17/03/08

Should people who have unprotected sex live near schools?

Anyone convicted in South Dakota of intentionally exposing a sex partner to HIV will have to sign up as a sex offender, according to a bill signed into law today.

The AP reports this as though a person has to infect their partner before they become a sex offender, but the law appears to cast its net much wider, as Edwin Bernard points out. How much wider it’s not quite clear, because the act talks rather vaguely of “engaging in sexual intercourse or other intimate physical contact with another person”. But essentially, anyone who knows they are HIV infected and who has unprotected sex with another person can apparently be convicted under this law. And if they are convicted, they become a registered sex offender, which means they can’t live within x metres of a school or a church, they have their mug-shots posted on the internet and other sundry nonsense.

What if you have unprotected oral sex (in which likelihood of passing on HIV is, lets face it, pretty close to nil)? What if you’re taking your meds, have an undetectable viral load and no other STIs (in which case, ditto, as the Swiss have so controversially pointed out)? Is an HIV-infected person who shares a needle with another injector allowed to live next to a school? How are they less dangerous to schoolkids or church-goers than someone who gives her husband a blow job?
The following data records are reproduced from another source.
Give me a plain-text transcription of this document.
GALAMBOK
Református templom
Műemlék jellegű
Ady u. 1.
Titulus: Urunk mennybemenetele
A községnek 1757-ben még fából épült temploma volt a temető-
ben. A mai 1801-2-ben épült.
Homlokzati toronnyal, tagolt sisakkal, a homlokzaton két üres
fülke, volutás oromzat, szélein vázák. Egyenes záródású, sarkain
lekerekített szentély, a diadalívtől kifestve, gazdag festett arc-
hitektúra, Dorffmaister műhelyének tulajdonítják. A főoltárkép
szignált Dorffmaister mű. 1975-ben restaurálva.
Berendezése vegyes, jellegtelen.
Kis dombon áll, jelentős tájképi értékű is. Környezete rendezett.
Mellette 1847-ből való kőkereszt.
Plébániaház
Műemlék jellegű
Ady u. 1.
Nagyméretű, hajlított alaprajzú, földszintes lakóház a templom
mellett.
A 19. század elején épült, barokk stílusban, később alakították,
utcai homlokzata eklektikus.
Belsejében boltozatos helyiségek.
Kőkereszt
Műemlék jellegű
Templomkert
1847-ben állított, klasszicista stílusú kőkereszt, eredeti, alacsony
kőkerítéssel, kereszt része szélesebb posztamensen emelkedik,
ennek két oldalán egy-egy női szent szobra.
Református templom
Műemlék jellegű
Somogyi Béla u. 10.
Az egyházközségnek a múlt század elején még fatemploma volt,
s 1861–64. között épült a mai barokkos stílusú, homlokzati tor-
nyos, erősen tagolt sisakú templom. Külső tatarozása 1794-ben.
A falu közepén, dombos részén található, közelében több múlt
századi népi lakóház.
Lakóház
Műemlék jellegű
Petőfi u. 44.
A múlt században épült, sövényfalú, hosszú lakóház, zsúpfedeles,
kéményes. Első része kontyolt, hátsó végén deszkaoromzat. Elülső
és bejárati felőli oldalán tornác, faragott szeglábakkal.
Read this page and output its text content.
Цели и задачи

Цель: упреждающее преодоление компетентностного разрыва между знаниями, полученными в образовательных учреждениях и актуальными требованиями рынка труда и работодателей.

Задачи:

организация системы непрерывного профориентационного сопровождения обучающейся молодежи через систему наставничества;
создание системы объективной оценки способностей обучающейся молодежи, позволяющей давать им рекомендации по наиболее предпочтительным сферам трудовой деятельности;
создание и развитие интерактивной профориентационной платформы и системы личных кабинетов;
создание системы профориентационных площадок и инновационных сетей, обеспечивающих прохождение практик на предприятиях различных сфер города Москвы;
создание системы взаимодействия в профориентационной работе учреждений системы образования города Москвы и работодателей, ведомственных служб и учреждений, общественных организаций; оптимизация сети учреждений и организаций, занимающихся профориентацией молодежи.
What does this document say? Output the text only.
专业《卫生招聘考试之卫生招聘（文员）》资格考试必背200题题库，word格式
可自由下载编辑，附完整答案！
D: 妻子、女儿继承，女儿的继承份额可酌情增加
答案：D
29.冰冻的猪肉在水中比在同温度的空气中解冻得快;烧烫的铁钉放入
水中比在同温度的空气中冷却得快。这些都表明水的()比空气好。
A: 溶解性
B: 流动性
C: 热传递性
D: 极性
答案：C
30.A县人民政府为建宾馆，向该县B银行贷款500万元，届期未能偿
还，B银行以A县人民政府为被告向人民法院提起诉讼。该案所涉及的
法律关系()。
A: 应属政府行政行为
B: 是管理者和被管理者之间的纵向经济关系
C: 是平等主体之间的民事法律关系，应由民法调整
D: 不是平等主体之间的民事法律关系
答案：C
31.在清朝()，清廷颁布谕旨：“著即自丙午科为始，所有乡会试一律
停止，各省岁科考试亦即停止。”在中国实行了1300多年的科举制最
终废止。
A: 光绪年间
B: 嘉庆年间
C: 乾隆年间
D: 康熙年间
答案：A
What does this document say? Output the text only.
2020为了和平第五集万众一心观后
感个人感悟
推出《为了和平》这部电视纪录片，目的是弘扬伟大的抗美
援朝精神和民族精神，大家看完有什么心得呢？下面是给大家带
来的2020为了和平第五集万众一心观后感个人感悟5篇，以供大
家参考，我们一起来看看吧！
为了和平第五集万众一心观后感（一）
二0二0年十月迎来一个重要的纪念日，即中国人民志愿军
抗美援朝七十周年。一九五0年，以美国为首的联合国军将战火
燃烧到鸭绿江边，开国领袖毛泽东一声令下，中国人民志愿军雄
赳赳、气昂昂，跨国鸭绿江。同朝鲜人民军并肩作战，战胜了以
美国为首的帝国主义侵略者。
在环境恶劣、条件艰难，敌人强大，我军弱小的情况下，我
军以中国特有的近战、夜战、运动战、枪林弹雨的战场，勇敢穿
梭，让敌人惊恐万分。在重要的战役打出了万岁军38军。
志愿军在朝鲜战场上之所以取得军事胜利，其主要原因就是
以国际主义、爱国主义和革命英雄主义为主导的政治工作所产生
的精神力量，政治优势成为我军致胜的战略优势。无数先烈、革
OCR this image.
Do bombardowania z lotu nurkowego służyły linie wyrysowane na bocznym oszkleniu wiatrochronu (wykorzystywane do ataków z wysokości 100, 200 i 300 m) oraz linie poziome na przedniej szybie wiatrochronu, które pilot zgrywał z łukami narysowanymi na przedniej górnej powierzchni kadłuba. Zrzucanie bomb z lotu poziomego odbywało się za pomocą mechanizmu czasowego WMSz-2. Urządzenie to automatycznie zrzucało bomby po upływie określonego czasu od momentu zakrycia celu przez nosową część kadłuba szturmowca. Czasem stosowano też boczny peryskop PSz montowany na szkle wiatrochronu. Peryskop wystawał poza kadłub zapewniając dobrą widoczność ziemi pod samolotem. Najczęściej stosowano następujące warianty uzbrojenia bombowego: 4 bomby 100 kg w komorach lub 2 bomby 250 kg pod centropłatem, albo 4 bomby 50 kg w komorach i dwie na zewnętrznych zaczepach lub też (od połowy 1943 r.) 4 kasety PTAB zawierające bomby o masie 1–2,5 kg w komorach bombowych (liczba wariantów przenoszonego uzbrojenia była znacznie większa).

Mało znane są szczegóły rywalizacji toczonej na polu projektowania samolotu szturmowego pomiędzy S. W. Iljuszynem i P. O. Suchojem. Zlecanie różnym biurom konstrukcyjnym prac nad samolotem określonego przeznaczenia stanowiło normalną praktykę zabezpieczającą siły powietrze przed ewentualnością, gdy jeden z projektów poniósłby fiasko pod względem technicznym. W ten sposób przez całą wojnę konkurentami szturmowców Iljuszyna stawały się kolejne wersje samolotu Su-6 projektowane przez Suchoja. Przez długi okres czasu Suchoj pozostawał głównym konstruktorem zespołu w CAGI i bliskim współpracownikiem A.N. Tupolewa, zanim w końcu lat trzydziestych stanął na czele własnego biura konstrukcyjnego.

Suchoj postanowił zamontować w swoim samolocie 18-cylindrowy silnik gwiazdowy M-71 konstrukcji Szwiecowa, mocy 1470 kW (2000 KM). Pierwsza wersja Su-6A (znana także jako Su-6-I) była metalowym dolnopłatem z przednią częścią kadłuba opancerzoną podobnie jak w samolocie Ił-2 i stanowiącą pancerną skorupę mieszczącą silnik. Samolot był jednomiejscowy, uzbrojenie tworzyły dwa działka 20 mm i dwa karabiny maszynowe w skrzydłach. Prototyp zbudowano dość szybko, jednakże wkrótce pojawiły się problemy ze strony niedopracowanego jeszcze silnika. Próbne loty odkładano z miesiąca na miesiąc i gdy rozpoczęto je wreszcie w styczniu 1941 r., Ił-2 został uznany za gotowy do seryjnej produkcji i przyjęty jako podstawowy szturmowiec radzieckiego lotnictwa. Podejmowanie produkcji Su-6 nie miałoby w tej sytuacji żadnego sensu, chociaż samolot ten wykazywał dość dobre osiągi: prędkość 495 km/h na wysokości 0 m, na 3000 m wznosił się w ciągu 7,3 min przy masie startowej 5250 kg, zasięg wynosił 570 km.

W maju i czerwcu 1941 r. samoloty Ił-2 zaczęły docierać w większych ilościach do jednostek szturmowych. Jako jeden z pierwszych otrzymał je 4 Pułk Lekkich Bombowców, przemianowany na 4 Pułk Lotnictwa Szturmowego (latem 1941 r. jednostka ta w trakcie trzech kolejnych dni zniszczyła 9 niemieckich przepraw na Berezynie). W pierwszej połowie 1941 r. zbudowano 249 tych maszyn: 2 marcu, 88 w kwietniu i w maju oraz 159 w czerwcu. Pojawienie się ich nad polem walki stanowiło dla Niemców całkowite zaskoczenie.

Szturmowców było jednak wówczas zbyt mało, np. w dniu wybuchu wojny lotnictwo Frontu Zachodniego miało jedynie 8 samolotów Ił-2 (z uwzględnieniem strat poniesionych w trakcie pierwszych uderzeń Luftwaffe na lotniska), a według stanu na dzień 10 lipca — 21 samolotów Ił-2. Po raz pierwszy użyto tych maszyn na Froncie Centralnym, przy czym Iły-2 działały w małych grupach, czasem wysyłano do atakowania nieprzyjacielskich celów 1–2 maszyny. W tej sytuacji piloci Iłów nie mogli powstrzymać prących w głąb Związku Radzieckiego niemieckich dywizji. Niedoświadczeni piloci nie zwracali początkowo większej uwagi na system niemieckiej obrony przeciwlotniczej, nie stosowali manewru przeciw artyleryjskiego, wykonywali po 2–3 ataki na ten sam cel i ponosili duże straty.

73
I myself am ambiguous about the criminalisation of HIV transmission. On the one hand, I think it can act as a deterrent to careless and even deliberately harmful behaviour. It may encourage infected people to share their status with their partners, and that’s usually a good thing. On the other hand, I accept that it doesn’t help much in the grand push to get more people tested for HIV, so that we can improve prevention and care services. After all if you don’t know you’re infected, you can’t be prosecuted for having unprotected sex. So why would you get tested? Whichever course a state or a country chooses, I don’t see the point of the extra “sex offender” step. Perhaps someone from South Dakota can enlighten me.

This post was published on 17/03/08 in Ideology and HIV, War on drugs.